You may have heard by now that a New York federal judge ruled last Friday that MLB’s antitrust exemption does not apply to broadcast rights. The story gets its best treatment here:
This could be a very big deal because currently, MLB controls nearly practically every aspect of the audio and video distribution of its product to the fans who live outside their favorite teams’ designated territories. This is a right they claim by dint of the antitrust exemption they gained in the Supreme Court ruling Federal Baseball Club of Baltimore v. National League in 1922. The exemption has long been interpreted by MLB as allowing them to prevent other concerns from delivering this audio and video content as competitors.
Now U.S. District Judge Shira Scheindlin has thrown a monkey wrench into the works by rejecting motions for summary judgements—essentially a dismissal—of a class-action suit brought by a group of fans who maintain that MLB and their constituent clubs are an “illegal cartel” that make “agreements to eliminate competition in the distribution of games over the Internet and television.” They further contend that MLB, satellite and cable companies collude “to divide the live-game video presentation market into exclusive territories, which are protected by anticompetitive blackouts. Not only are such agreements not necessary to producing baseball contests, they are directed at reducing competition in the live-game video presentation market, involving and protecting third parties who operate only in that separate market.” Pretty strong stuff, but it does have to be this strong out of the gate to be taken seriously.

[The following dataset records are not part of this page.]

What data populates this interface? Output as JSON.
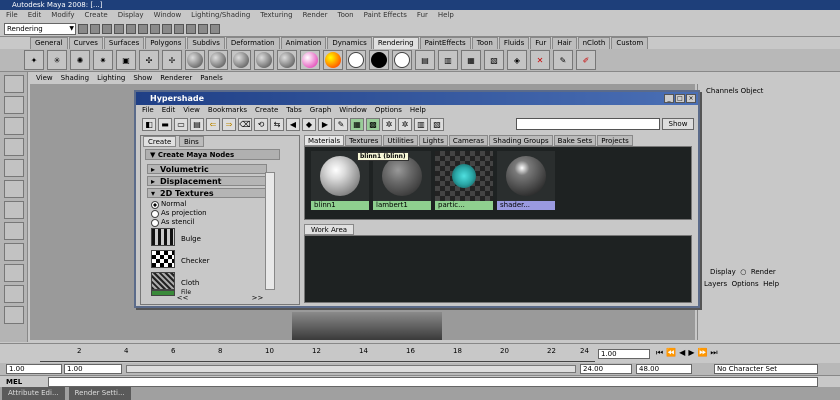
{
  "maya": {
    "title": "Autodesk Maya 2008: [...]",
    "menus": [
      "File",
      "Edit",
      "Modify",
      "Create",
      "Display",
      "Window",
      "Lighting/Shading",
      "Texturing",
      "Render",
      "Toon",
      "Paint Effects",
      "Fur",
      "Help"
    ],
    "mode": "Rendering",
    "shelf_tabs": [
      "General",
      "Curves",
      "Surfaces",
      "Polygons",
      "Subdivs",
      "Deformation",
      "Animation",
      "Dynamics",
      "Rendering",
      "PaintEffects",
      "Toon",
      "Fluids",
      "Fur",
      "Hair",
      "nCloth",
      "Custom"
    ],
    "active_shelf_tab": "Rendering",
    "panel_menu": [
      "View",
      "Shading",
      "Lighting",
      "Show",
      "Renderer",
      "Panels"
    ],
    "channel_box_header": [
      "Channels",
      "Object"
    ],
    "channel_box_footer": [
      "Display",
      "Render",
      "Layers",
      "Options",
      "Help"
    ],
    "timeline_ticks": [
      "2",
      "4",
      "6",
      "8",
      "10",
      "12",
      "14",
      "16",
      "18",
      "20",
      "22",
      "24"
    ],
    "current_frame": "1.00",
    "range": {
      "start": "1.00",
      "start2": "1.00",
      "end": "24.00",
      "end2": "48.00",
      "character_set": "No Character Set"
    },
    "cmd_label": "MEL",
    "taskbar": [
      "Attribute Edi...",
      "Render Setti..."
    ]
  },
  "hypershade": {
    "title": "Hypershade",
    "menus": [
      "File",
      "Edit",
      "View",
      "Bookmarks",
      "Create",
      "Tabs",
      "Graph",
      "Window",
      "Options",
      "Help"
    ],
    "show_label": "Show",
    "left_tabs": [
      "Create",
      "Bins"
    ],
    "create_header": "Create Maya Nodes",
    "categories": [
      "Volumetric",
      "Displacement",
      "2D Textures"
    ],
    "projection_options": [
      {
        "label": "Normal",
        "selected": true
      },
      {
        "label": "As projection",
        "selected": false
      },
      {
        "label": "As stencil",
        "selected": false
      }
    ],
    "textures": [
      "Bulge",
      "Checker",
      "Cloth",
      "File"
    ],
    "nav": [
      "<<",
      ">>"
    ],
    "material_tabs": [
      "Materials",
      "Textures",
      "Utilities",
      "Lights",
      "Cameras",
      "Shading Groups",
      "Bake Sets",
      "Projects"
    ],
    "active_material_tab": "Materials",
    "swatches": [
      {
        "label": "blinn1",
        "ball": "#dcdcdc",
        "label_bg": "#8fd08f"
      },
      {
        "label": "lambert1",
        "ball": "#6a6a6a",
        "label_bg": "#8fd08f"
      },
      {
        "label": "partic...",
        "ball": "#2aa6a6",
        "label_bg": "#8fd08f"
      },
      {
        "label": "shader...",
        "ball": "#7a7a7a",
        "label_bg": "#9a9ae0"
      }
    ],
    "tooltip": "blinn1 (blinn)",
    "work_area_tab": "Work Area"
  }
}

Two weeks previosuly, 9th Circuit Court Judge Alex Kozinski wrote an opinion in the suit by the city of San Jose against MLB, for preventing the movement of the Oakland A’s franchise there, that some interpreted as being favorable for maintaining MLB’s out of market broadcast monopoly as well by defining the antitrust exemption on very broad terms, due to the decision made in the Flood v. Kuhn case in 1972 as well as “congressional acquiescence”. But the ruling by Scheindlin flew in the face of that broad interpretation, carving out an exception for the out of market broadcast rights on the grounds that MLB had not “demonstrated that exceptional circumstances warrant the requested relief” from the class action lawsuit challenging their monopoly out of market delivery status.
What this boils down to at the moment is that there is potentially a sharp disagreement between the Circuit Court level and the District Court level as to how broadly the Antitrust Exemption can be interpreted as applying to MLB’s scope of business. It’s possible that both these cases could end up at the Supreme Court at some point, but because the out of market broadcast suit is only at the District Court level and in fact has yet to even be certified as a class action suit, which won’t happen until later this month, we are probably looking at several years before a decision favorable to out of market consumers could be made.
The bottom line here is: don’t hold your breath while waiting for lower cost TV, radio and Internet game packages to be offered by companies competing with MLB. But do keep your eye on what’s happening in Judge Shira Sceindlin’s court room at the Southern District of New York next month.